A five-year-old boy arrived in Canada fron China. The following day he developed a left cervical swelling, and was started on oral penicillin at a walk-in clinic. Subsequently, he developed fever and neck pain. Within 48 h, the left side of his neck was swollen, erythematous and extremely painful. There was no history of cough, weight loss or night sweats. His past history was unremarkable, and all his immunizations were up-to-date. He had received the bacillus Calmette-Guérin (BCG) vaccine in the newborn period as part of the routine vaccination schedule in China. He was the only child of a Chinese couple who had just immigrated to Canada.
On examination, the boy was febrile (38.5°C) and appeared unhappy. His eyes showed bilateral conjunctival erythema. He had leftsided torticollis. The left submandibular lymph node was tender and measured 3x3 cm. The overlying skin showed intense erythema. There was no other lymphadenopathy. The ear, nose and throat examination was normal. The rest of the systemic examination was also normal; in particular, there was no hepatosplenomegaly.
He was admitted to hospital and was started on parenteral antibiotics: clindamycin and cefurxime. Investigations revealed a total leukocyte count of 21.12x109/L: absolute neutrophils 16.5x109/L, bands 1.6x109/L); and lymphocytes 1.27x109/L). The platelet count was 381x109/L, hemoglobin 108 g/L and sedimentation rate was 97 mm/h; an urinalysis was normal. Serology for Epstein-Barr virus was negative. A Mantoux test placed on admission was negative when read at 48 h. Ultra sound investigation of the neck mass excluded the possibility of an abscess. During hospitalization, he continued to have a fever of 38.5 to 38.8°C. On the fifth day of admission, he was noted to have a rash on the flexor areas, around the large joints, and on his palms and soles. The site of a prior BCG vaccination was raised and erythematous (Figure 1).
What is the diagnosis?
DIAGNOSIS
The 'reactivation' of a BCG site in this patient is characteristic of Kawasaki disease (KD).
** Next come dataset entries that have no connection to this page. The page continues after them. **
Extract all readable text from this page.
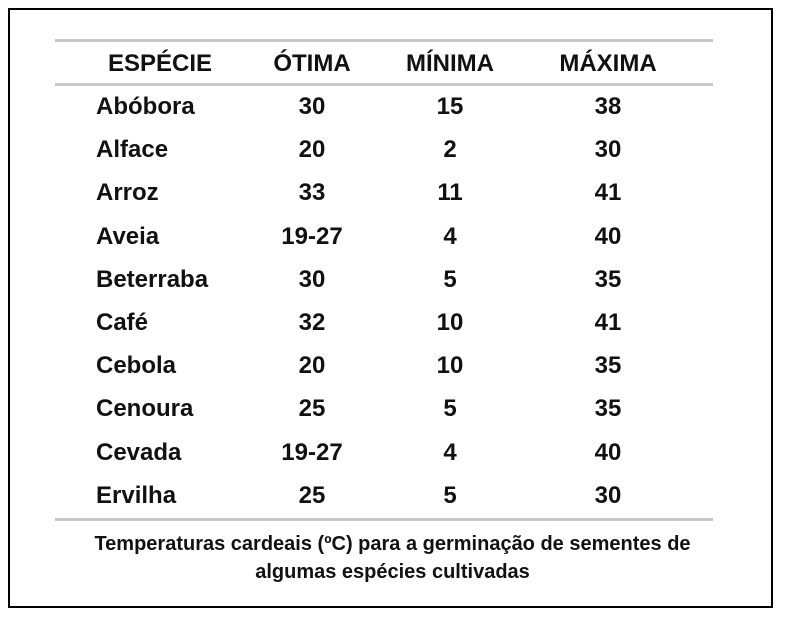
ESPÉCIE	ÓTIMA	MÍNIMA	MÁXIMA
Abóbora	30	15	38
Alface	20	2	30
Arroz	33	11	41
Aveia	19-27	4	40
Beterraba	30	5	35
Café	32	10	41
Cebola	20	10	35
Cenoura	25	5	35
Cevada	19-27	4	40
Ervilha	25	5	30
Temperaturas cardeais (ºC) para a germinação de sementes de
algumas espécies cultivadas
The diagnosis was ultimately confirmed when the patient fulfilled the usual criteria for KD: fever for more than five days, bilateral conjunctivitis, cervical lymphadenopathy, generalized rash, erythema of the palms and soles, and subsequent development of erythematous oral mucosa. The patient received both intravenous immunoglobulin (2 g/kg) and acetylsalicylic acid. As well, his neck swelling and irritability improved markedly. He was evaluated by a cardiologist and underwent an echocardiogram, which was normal. He was discharged on acetylsalicylic acid (5 mg/kg/day).
DISCUSSION
Erythema at the BCG site has been recognized as an early and specific manifestation of KD (1). The BCG site reactivation can vary from mild erythema and in duration to ulceration. In cases where the BCG site has been examined specifically, Ziehl staining, culture and polymerase chain reaction studies for mycobacteria have been negative (2). The mechanism of this BCG reactivation is unknown. It is speculated that an antigen from the putative infectious agent(s) causing KD cross-reacts with the mycobacterial BCG antigens and thereby contributes to an inflammatory reaction. In Japan, where BCG is routinely administered to children, this phenomenon is widely recognized as an associated feature of KD (3). This phenomenon is less likely to be observed in North America, where BCG vaccination is uncommon.
Some patients who are suspected of having KD do not demonstrate the full diagnostic criteria; the finding of additional features known to be associated with KD supports the diagnosis of an 'incomplete' or 'atypical' KD. Noncardiac features associated with KD include extreme irritability, aseptic meningitis, pneumonitis, sterile pyuria, elevated liver transaminases, uveitis, otitis media, diarrhea, hydropic gall bladder and reactivation of a BCG site. BCG reactivation and hydrops of the gall bladder are relatively specific for KD, and provide stronger support for 'atypical' KD than some of the other associated features.